Le 31 octobre, l'agence officielle Sana a accusé les « groupes terroristes » – terminologie du régime pour parler des rebelles – d'avoir « visé le quartier de Hamdaniyé avec du gaz toxique », évoquant « 35 cas de suffocation » et des blessés souffrant de « spasmes musculaires » et de « dilatation de la pupille ». Cette arme chimique a maintes fois été utilisée par le régime syrien, notamment sur les quartiers rebelles d'Alep. Un habitant de l'ouest, Jack, affirme que l'attaque a bien eu lieu. Ce dernier, étudiant à Hamdaniyé, n'a plus eu de cours depuis lundi à cause du gaz toxique. « Tout le quartier a été vidé de ses habitants et même les soldats n'y mettent plus les pieds, le temps que le chlore s'évapore », raconte-t-il. Selon cet étudiant, plusieurs membres de sa famille se seraient rendus aux urgences après avoir senti une « odeur bizarre », afin de savoir s'ils ont été empoisonnés ou pas. L'OSDH a confirmé que des soldats ont été victimes de suffocations, sans pouvoir préciser l'origine exacte de ces troubles.

 

(Lire aussi : Les maîtres des guerres de Syrie et d’Irak)

 

Un combattant de l'Armée de la conquête, contacté par WhatsApp, dément de son côté les accusations du régime. « Nous n'avons pas en notre possession de gaz au chlore ni aucun autre type de gaz pour pouvoir l'utiliser. Nous n'avons pas les moyens matériels d'en produire. Ceux qui les utilisent, ce sont les forces d'Assad, notamment dans la zone du projet "3 000 Appartements" ces derniers jours », rapporte-t-il. Un activiste réfugié en Turquie rappelle, lui, que les rebelles « n'ont pas d'experts chimiques ni d'hélicoptères pour mener ce genre d'attaque au gaz. Si vraiment ils en avaient, pourquoi l'utiliser uniquement à Alep, et pas à Hama ou ailleurs ? » s'interroge-t-il.

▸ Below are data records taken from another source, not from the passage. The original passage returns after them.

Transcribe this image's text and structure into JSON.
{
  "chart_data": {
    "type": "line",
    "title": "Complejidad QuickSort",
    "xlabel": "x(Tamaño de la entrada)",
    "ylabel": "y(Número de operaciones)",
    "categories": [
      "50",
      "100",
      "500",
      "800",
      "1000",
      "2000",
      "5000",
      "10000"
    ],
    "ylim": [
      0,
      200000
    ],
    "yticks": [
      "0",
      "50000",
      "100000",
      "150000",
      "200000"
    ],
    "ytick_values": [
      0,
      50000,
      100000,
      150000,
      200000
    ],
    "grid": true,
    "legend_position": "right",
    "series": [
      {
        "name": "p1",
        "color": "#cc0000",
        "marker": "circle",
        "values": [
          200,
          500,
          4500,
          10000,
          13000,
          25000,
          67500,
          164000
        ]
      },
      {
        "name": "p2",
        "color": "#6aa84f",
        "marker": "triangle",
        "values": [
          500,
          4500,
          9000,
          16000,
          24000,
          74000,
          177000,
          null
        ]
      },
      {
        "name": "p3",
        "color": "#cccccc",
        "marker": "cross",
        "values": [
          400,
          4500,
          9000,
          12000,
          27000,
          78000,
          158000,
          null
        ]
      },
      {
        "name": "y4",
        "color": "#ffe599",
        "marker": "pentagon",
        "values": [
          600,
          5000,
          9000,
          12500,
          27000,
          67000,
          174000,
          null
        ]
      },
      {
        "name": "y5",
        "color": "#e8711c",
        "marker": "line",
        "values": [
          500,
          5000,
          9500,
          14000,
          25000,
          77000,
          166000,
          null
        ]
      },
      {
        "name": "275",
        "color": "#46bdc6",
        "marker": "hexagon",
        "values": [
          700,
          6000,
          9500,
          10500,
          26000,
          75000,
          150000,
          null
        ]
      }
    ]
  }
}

À l'ouest, les habitants se réjouissaient du retour de l'eau courante. « À cause des bombardements, la ville est presque vide. On reste à la maison et on profite des quelques heures d'eau courante par jour pour enfin nettoyer la maison de fond en comble et surtout se laver », raconte Lina. « On a peur tous les jours, c'est certain, mais les rebelles ne parviendront pas à s'emparer de nos quartiers de sitôt car l'armée les repoussera illico », poursuit-elle. Après une semaine d'éprouvante, certains habitants de l'ouest ont préféré quitter la ville, voyant l'offensive rebelle se prolonger. « Plein de gens sont partis vers d'autres villes comme Hama, Kessab ou Lattaquié pour se mettre à l'abri le temps que ça s'arrête », témoigne Aline D., syro-arménienne d'Alep. « Si les rebelles ne se rendent pas ou ne quittent pas Alep, on ignore ce qui va se passer », ajoute-t-elle.

*Le prénom a été modifié.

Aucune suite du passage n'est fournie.